Monday is Dying to Know Day, the culmination of a national campaign that asks people of all ages and stages of life to have conversations around the reality of death and dying.
The Dying to Know Day campaign outlines simple steps people can take around end-of-life planning, because not talking about death and dying is a significant obstacle to improving how we live and die.
Professor Richard Chye, the Director at Sacred Heart Supportive and Palliative Care, St Vincent’s Health Network, Sydney, says Dying to Know Day is about getting people to talk about their wishes, and planning care right from the start when they are still well.
Professor Chye says this is important not only for those facing imminent death, but also for those who may have a life-limiting disease they may live with for years.
For example, a patient with heart failure, or a young patient who has kidney failure and has begun renal dialysis, may, in the absence of a transplant, survive for many years but could also suffer complications that shorten their lives.
“Lots of people think palliative care is purely end-of-life care, when in reality it starts from when an illness that can’t be cured is diagnosed,” he says. “Yes, the disease will catch up with them, but that may be years ahead.”
Professor Chye says that, as a palliative care specialist, when he sees a patient his first job is to improve their quality of life, working with them to make things tolerable, and he does not even talk about the “D” word yet.
“Once I get to know the patient and have their confidence, then we talk not about that ‘D’ word, but advance care planning – the what ifs, using the old adage planning for the worst, hoping for the best.
“And families are important when it comes to advance care planning, especially making sure they are aware of their loved one’s wishes and are open about those wishes.
“This includes what treatments patients are willing to have, what they are willing to tolerate, and those they are not.”
Palliative care has been raised frequently during recent debates about voluntary assisted dying (VAD) legislation.
Professor Chye says palliative care and VAD are separate issues. About one in 20 patients facing end of life will indicate they want to die.
This can range from “someone who is 90, says they have had enough, have had good a life and their innings has come to a close” to those “who may be in a lot of pain or psychological and family distress and who feel they would be better off dead”.
“Some will accept palliative care but still express the wish to go when their time comes, saying ‘don’t keep me artificially alive’,” he says.
“But for many of those considering VAD, who feel in a lot of distress, if that stress is solved the want for VAD can go away.”
Professor Chye says the key point is putting adequate palliative care at the centre of the discussion.
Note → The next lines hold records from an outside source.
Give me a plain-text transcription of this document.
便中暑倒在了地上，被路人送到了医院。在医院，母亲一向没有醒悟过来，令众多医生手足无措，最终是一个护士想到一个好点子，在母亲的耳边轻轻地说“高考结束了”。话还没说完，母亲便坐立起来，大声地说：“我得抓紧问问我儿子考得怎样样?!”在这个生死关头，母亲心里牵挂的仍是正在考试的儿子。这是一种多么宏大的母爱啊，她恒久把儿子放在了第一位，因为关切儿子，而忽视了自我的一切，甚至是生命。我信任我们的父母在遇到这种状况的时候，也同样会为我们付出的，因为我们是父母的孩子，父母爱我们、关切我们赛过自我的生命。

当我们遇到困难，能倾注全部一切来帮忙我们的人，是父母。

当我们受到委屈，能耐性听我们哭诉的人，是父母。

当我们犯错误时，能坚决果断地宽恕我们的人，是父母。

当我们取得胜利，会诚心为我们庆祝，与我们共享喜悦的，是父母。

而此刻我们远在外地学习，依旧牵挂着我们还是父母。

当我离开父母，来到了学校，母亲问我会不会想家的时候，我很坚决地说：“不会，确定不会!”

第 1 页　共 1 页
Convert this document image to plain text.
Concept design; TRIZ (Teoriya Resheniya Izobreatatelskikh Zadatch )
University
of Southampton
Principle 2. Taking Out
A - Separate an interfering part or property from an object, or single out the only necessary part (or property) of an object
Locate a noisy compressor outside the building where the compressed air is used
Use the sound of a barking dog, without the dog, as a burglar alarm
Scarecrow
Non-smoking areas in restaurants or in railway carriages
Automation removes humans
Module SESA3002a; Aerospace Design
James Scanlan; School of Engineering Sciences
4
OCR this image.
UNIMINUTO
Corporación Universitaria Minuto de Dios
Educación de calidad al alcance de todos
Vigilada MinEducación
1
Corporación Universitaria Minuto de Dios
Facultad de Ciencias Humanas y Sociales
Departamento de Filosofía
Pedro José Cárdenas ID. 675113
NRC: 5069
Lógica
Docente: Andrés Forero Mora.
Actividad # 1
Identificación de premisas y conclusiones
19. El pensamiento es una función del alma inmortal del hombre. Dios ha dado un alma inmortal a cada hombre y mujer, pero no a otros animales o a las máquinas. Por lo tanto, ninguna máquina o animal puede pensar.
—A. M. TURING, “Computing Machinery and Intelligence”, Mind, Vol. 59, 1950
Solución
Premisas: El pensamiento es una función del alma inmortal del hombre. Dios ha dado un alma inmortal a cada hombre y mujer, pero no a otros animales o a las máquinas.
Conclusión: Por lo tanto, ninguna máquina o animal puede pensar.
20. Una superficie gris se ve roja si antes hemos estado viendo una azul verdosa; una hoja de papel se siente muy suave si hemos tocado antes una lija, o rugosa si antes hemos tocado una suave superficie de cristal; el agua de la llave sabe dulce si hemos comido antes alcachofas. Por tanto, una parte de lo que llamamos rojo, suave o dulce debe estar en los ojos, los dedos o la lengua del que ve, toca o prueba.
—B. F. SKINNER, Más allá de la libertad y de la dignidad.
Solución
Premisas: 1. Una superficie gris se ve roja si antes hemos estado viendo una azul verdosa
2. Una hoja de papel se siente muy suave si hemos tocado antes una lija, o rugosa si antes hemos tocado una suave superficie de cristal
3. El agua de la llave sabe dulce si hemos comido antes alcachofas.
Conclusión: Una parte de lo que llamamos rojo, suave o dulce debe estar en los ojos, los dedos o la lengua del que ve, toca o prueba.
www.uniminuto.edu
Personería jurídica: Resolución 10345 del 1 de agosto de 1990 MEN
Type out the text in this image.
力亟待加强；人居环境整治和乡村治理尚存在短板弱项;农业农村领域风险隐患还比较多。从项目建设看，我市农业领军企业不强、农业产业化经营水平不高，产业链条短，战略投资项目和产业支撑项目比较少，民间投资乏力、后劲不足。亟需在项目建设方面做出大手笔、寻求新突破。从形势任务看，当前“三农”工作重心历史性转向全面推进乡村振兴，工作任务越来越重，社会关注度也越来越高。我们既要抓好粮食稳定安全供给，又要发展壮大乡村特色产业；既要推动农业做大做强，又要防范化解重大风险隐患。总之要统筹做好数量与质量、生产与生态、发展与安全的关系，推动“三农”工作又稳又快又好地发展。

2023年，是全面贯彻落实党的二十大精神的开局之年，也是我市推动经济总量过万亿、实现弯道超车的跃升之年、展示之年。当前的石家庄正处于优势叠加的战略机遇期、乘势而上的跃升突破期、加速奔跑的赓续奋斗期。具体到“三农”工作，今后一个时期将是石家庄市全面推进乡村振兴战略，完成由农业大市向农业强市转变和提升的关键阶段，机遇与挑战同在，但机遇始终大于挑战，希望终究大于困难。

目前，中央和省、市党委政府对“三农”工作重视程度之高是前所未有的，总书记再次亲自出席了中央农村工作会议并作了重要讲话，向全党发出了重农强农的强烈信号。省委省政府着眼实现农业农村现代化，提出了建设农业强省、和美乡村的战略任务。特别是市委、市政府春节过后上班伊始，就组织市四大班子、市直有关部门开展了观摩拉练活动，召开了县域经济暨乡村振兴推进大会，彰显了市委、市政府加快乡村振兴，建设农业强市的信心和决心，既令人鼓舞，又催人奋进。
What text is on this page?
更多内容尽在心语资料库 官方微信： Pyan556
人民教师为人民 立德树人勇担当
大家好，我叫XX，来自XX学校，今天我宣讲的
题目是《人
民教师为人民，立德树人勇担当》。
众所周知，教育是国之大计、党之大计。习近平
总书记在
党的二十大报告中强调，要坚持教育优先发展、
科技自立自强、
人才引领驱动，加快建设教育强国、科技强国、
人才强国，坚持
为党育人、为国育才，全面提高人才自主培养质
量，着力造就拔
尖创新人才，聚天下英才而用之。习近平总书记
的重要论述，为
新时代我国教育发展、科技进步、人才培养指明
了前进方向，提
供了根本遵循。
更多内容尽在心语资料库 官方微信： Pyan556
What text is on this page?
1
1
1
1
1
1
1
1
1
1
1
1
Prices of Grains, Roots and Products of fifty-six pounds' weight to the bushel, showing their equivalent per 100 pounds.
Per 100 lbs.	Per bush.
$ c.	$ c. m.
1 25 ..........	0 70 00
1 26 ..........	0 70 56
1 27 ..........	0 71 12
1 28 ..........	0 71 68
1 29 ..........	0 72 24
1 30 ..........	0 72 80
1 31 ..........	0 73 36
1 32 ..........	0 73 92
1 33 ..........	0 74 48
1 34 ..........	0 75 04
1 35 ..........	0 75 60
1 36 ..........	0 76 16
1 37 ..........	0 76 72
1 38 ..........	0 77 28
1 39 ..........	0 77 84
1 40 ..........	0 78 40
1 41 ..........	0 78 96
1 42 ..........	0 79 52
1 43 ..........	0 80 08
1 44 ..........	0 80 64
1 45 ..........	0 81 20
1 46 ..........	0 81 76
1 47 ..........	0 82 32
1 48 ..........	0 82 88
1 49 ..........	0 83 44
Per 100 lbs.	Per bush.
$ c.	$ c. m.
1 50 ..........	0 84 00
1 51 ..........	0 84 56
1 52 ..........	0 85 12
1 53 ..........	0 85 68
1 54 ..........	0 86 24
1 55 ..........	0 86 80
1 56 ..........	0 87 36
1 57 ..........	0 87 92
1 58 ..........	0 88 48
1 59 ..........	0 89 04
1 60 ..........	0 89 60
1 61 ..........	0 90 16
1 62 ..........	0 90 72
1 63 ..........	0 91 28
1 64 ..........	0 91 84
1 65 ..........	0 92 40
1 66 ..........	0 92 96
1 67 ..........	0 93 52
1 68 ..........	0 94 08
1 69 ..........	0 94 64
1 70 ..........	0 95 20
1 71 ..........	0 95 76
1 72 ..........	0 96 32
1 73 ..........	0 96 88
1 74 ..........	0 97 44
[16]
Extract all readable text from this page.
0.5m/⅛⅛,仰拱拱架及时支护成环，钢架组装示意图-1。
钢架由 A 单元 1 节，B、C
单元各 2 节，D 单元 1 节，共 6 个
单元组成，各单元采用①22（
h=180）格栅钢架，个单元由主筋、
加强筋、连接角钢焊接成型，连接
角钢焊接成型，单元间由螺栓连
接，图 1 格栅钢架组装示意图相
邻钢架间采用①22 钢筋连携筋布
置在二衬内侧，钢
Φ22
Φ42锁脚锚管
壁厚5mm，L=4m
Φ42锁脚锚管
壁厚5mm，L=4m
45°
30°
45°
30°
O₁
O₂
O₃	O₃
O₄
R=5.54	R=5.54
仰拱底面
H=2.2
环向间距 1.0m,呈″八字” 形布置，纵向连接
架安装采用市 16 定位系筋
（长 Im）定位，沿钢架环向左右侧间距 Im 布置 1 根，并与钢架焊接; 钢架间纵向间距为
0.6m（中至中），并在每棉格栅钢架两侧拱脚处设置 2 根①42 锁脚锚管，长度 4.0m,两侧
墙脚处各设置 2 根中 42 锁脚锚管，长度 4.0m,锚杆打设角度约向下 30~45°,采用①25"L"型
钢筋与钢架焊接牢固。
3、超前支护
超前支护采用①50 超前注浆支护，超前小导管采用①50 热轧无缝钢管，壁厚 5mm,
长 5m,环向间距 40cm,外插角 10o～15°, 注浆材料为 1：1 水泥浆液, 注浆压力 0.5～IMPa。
He cites a conversation with a NSW MP, whose father was confined to a nursing home after a serious stroke. He was upset that the home allowed his bed-bound father to be doubly incontinent, which made his father’s quality of life very poor, and because of that he was in favour of VAD laws.
“Was his father’s very poor quality of life because of the stroke, because he was in a nursing home, or because he was not getting proper care? It was obviously the latter,” Professor Chye says.
“So the question is, should we be allowing VAD, or should we ensure residents in any care are provided at a much better level of care?”
Professor Chye says a big problem with palliative care is a lack of training in many levels of the medical profession, even when many professionals are already treating patients in a way that could be considered palliative.
“I use morphine to control pain, to make patients more comfortable,” he says. “Cardiologists treat their patients with drugs to improve breathlessness, reduce leg swelling, to improve their symptoms and function of the patient. Aren’t they both palliative?
“But with palliative care they could also try to reduce the psychosocial distress associated with heart failure, and make sure the family is well aware of what the patient wants and does not want.
“For example, even with the very sick it’s not routine for doctors to ask what you do and don’t want – say to treat you, but not resuscitate you if your heart stops.
“These are things we need to change, and the way to do that is to improve expertise of all my non-specialist palliative care colleagues – cardiologists, GPs, nurses, nursing homes, psychologists, physiotherapists – so they can recognise a patient is in distress, and may even be dying, but also that lots of tests and medicines may not be what that patient wants.”